Mekke'de çektirilmeyen fotoğraf

BUNDAN yıllar önce başımızdan, bize zor anlar yaşatan bir gazetecilik olayı geçmişti.

Dönemin Başbakanı Tansu Çiller, Kudüs'e gitmişti.

Orada camide kadınlarla birlikte namaz kılmıştı.

ÇİLLER'İN NAMAZI

Camiye gazeteci alınmadığı için Çiller'in namaz kılarken fotoğrafını çekememiştik.

Ancak rakip bir gazetenin kadın muhabirinin camiye girdiğini ve elindeki küçük makine ile Çiller'i namaz kılarken fotoğrafladığını öğrendik.

İşte o andan itibaren çılgın bir yarış başladı.

Bu fotoğrafı biz de bulmalıydık.

Sonunda Filistinli bir fotoğrafçının da çektiğini öğrendik.

Ama elimizde fotoğrafçının ne adı, ne adresi vardı.

Arkadaşlarımız ne yapıp etti, fotoğrafçıyı buldu. Fotoğrafı satın aldık. Ama bu defa başka bir sorun çıktı.

O günün teknolojisiyle fotoğrafı İstanbul'a nasıl geçecektik?

Sonunda fotoğraf Kudüs'ten Frankfurt'a, oradan da İstanbul'a geçildi ve bunu şehir baskılarına yetiştirdik.

Geçen gün, aynı sıkıntıyı yine yaşadık.

Bu defa Başbakan Tayyip Erdoğan'ın umre sırasındaki fotoğrafı sorun oldu.

Erdoğan umre sırasında fotoğrafının çekilmesine izin vermemiş.

Ama bir gazetecinin elindeki kameralı cep telefonu ile bunu çektiği istihbaratını aldık.

Yine bir çılgın yarış.

Ama bu defa fotoğrafı bulamadık.

YAYINLASAYDIK

Biz bu fotoğrafı yayınlayamadık, ama ertesi gün başka hiçbir gazetede de bu fotoğraf yoktu.

Sonra bu fotoğraf üzerinde düşündüm.

Başbakan Erdoğan yayınlanmasını istemiyor.

Yani, ‘‘umre şovu’’ yapmak istemiyor.

Bizim siyasetçilerimizde pek görmediğimiz bir davranış gösteriyor.

Ama biz de mesleki içgüdüyle ne pahasına olursa olsun yayınlamak istiyoruz.

Peki yayınlasaydık ne olacaktı?

Bazı insanlar, ‘‘Bak yine dini siyasete alet ediyor’’ demeyecekler miydi?

SİYASİ İÇTİHAT

Başbakan'ın bu tavrını çok beğendim.

Arkadaşlar güzel bir arşiv çalışması da yaptılar.

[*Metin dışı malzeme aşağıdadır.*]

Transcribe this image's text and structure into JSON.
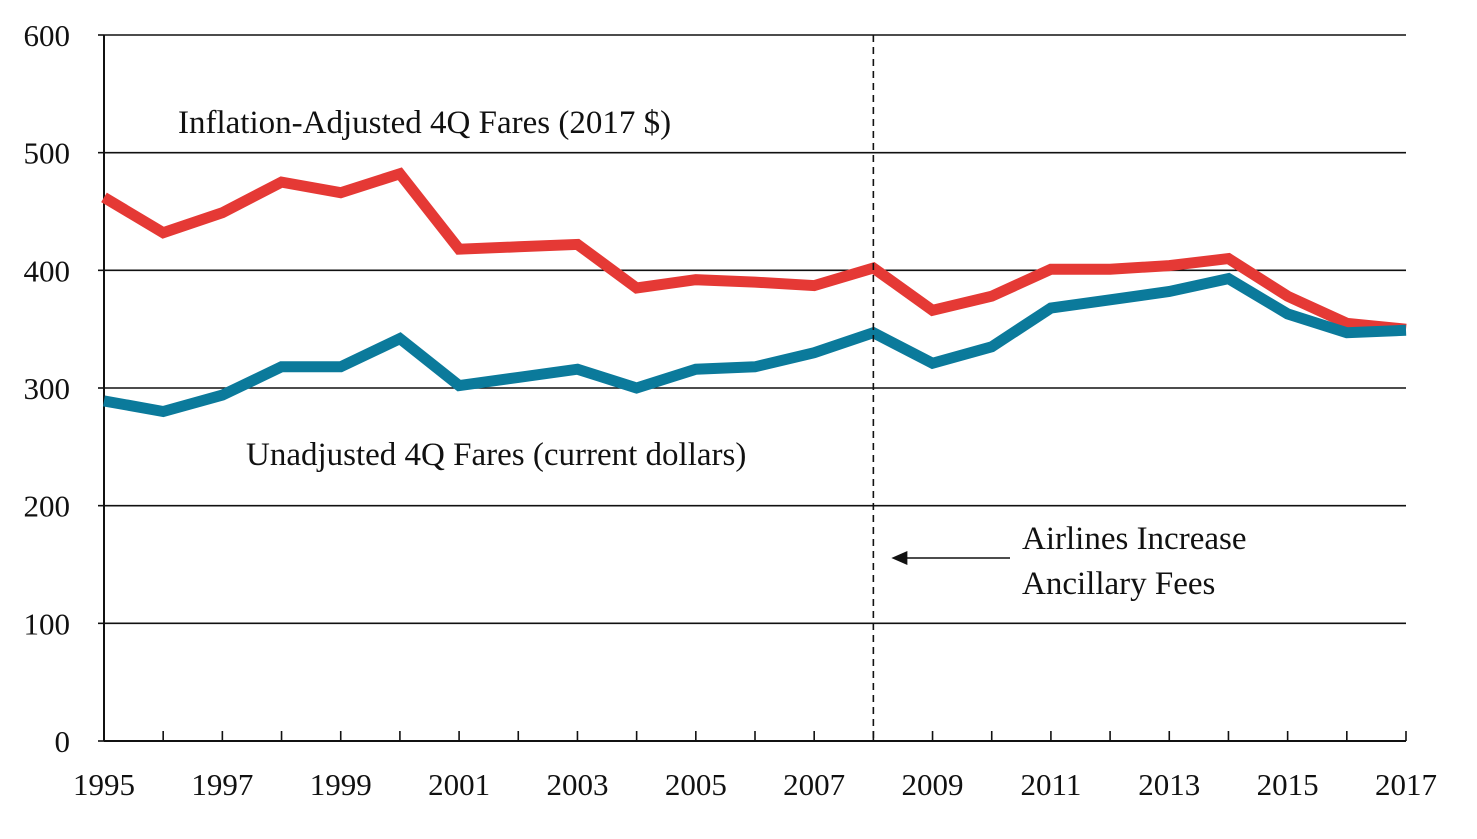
{
  "chart_data": {
    "type": "line",
    "title": "",
    "xlabel": "",
    "ylabel": "",
    "xlim": [
      1995,
      2017
    ],
    "ylim": [
      0,
      600
    ],
    "yticks": [
      0,
      100,
      200,
      300,
      400,
      500,
      600
    ],
    "xticks": [
      1995,
      1997,
      1999,
      2001,
      2003,
      2005,
      2007,
      2009,
      2011,
      2013,
      2015,
      2017
    ],
    "grid": "horizontal",
    "x": [
      1995,
      1996,
      1997,
      1998,
      1999,
      2000,
      2001,
      2002,
      2003,
      2004,
      2005,
      2006,
      2007,
      2008,
      2009,
      2010,
      2011,
      2012,
      2013,
      2014,
      2015,
      2016,
      2017
    ],
    "series": [
      {
        "name": "Inflation-Adjusted 4Q Fares (2017 $)",
        "color": "#e53935",
        "values": [
          462,
          432,
          449,
          475,
          466,
          482,
          418,
          420,
          422,
          385,
          392,
          390,
          387,
          402,
          366,
          378,
          401,
          401,
          404,
          410,
          378,
          355,
          350
        ]
      },
      {
        "name": "Unadjusted 4Q Fares (current dollars)",
        "color": "#0b7a9b",
        "values": [
          289,
          280,
          294,
          318,
          318,
          342,
          302,
          309,
          316,
          300,
          316,
          318,
          330,
          347,
          321,
          335,
          368,
          375,
          382,
          393,
          363,
          347,
          349
        ]
      }
    ],
    "annotations": {
      "marker_year": 2008,
      "marker_text_line1": "Airlines Increase",
      "marker_text_line2": "Ancillary Fees"
    }
  }
}
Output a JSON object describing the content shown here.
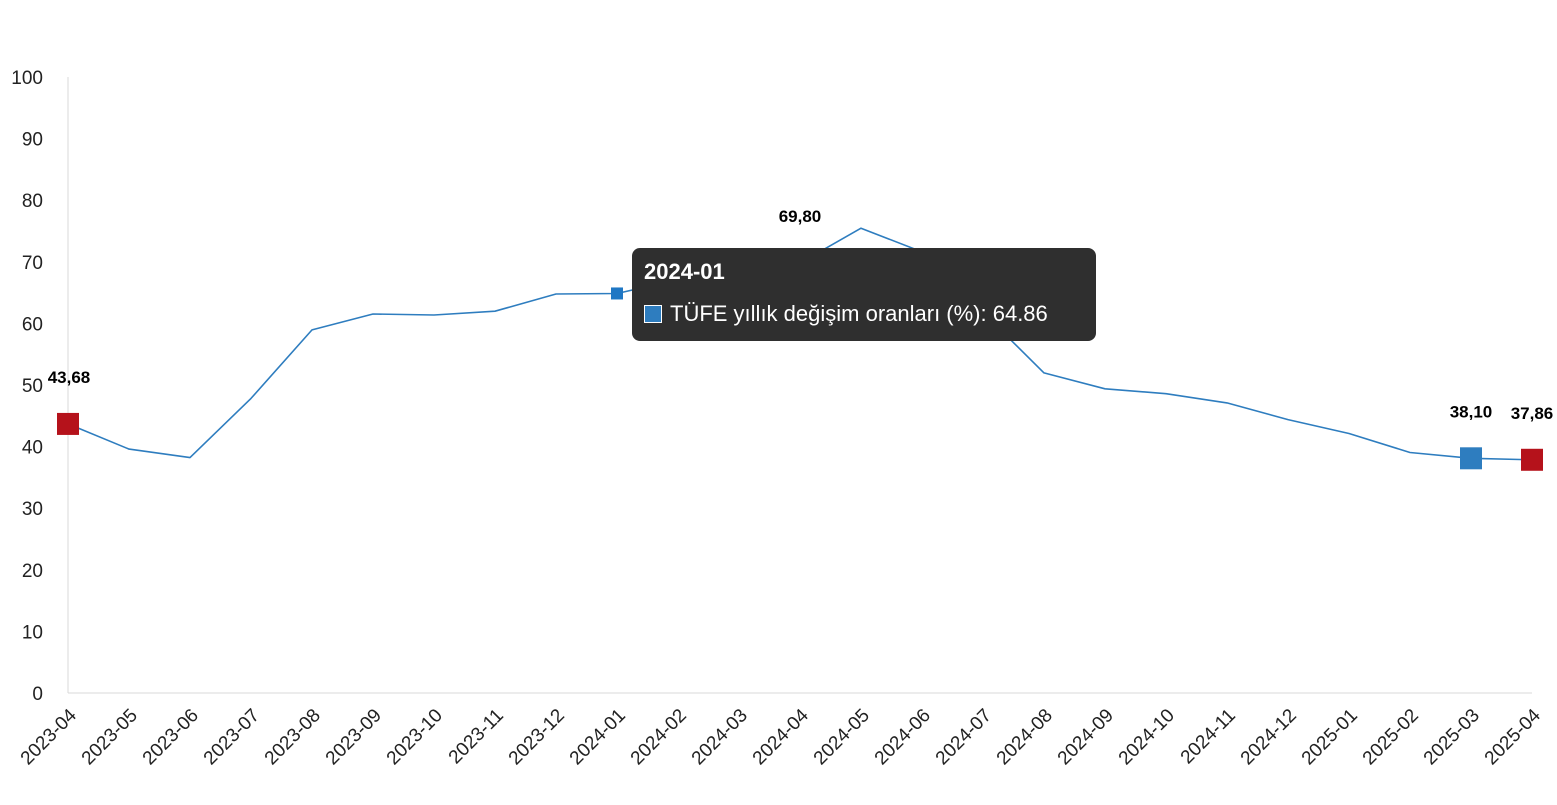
{
  "chart_data": {
    "type": "line",
    "title": "",
    "xlabel": "",
    "ylabel": "",
    "ylim": [
      0,
      100
    ],
    "yticks": [
      0,
      10,
      20,
      30,
      40,
      50,
      60,
      70,
      80,
      90,
      100
    ],
    "grid": false,
    "legend": "none",
    "categories": [
      "2023-04",
      "2023-05",
      "2023-06",
      "2023-07",
      "2023-08",
      "2023-09",
      "2023-10",
      "2023-11",
      "2023-12",
      "2024-01",
      "2024-02",
      "2024-03",
      "2024-04",
      "2024-05",
      "2024-06",
      "2024-07",
      "2024-08",
      "2024-09",
      "2024-10",
      "2024-11",
      "2024-12",
      "2025-01",
      "2025-02",
      "2025-03",
      "2025-04"
    ],
    "series": [
      {
        "name": "TÜFE yıllık değişim oranları (%)",
        "color": "#2e7dbf",
        "values": [
          43.68,
          39.59,
          38.21,
          47.83,
          58.94,
          61.53,
          61.36,
          61.98,
          64.77,
          64.86,
          67.07,
          68.5,
          69.8,
          75.45,
          71.6,
          61.78,
          51.97,
          49.38,
          48.58,
          47.09,
          44.38,
          42.12,
          39.05,
          38.1,
          37.86
        ]
      }
    ],
    "highlighted_points": [
      {
        "category": "2023-04",
        "label": "43,68",
        "color": "#b5121b"
      },
      {
        "category": "2024-04",
        "label": "69,80",
        "color": "#2b0507"
      },
      {
        "category": "2025-03",
        "label": "38,10",
        "color": "#2e7dbf"
      },
      {
        "category": "2025-04",
        "label": "37,86",
        "color": "#b5121b"
      }
    ],
    "active_point": {
      "category": "2024-01",
      "color": "#1f77c4"
    },
    "tooltip": {
      "title": "2024-01",
      "series_name": "TÜFE yıllık değişim oranları (%)",
      "value": "64.86",
      "text": "TÜFE yıllık değişim oranları (%): 64.86",
      "swatch_color": "#2e7dbf"
    }
  }
}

Geçmişte umreye giden siyasetçilerin neredeyse hepsi boy boy fotoğraf çektirmiş.

Çektirmeyen tek kişi var.

Yedinci Cumhurbaşkanı Kenan Evren.

Çekmemiz gereken asıl fotoğraf bu değil mi?

Askeri rejimin getirdiği bir cumhurbaşkanı ile ‘‘dinci’’ denilen kesimden gelen bir başbakanın aynı kareye girmesi sizce ilginç değil mi?

Başbakan Tayyip Erdoğan, umrede fotoğraf çektirmeyerek bence siyasetimize çok önemli bir içtihadı getirdi.

Bundan böyle dini mekanlarda fotoğraf şovu yapan siyasilerin işi zor olacak.

Erdoğan, çok ilginç bir uluslararası iklimde Türkiye Cumhuriyeti Başbakanı oldu.

Türkiye'nin konumu ve kendi özellikleri, ona önemli bir uluslararası ağırlık verdi.

Bu ağırlığı iyi kullandığı takdirde, hem Müslüman ve Hıristiyan dünya arasındaki ilişkilerin düzelmesine yardımcı olabilir, hem de Türkiye'nin ağırlığını artırabilir.

Bana göre Erdoğan bugüne kadar bu misyonu başarılı biçimde yerine getirdi.

Bu çizgiyi değiştirmediği, içinden çıktığı İslami kesimin radikal provokasyonlarına kulağını tıkayabildiği ölçüde başarısı artacaktır.

HAREKETİN SLOGANI

Bu politikanın mottosu, ‘‘Mekke'de çekilmesine izin verilmeyen fotoğraf’’ olmalıdır.

Çünkü çekilemeyen o fotoğraf, dinin siyaset meydanından çekilmesinin en çarpıcı işaretlerinden biridir.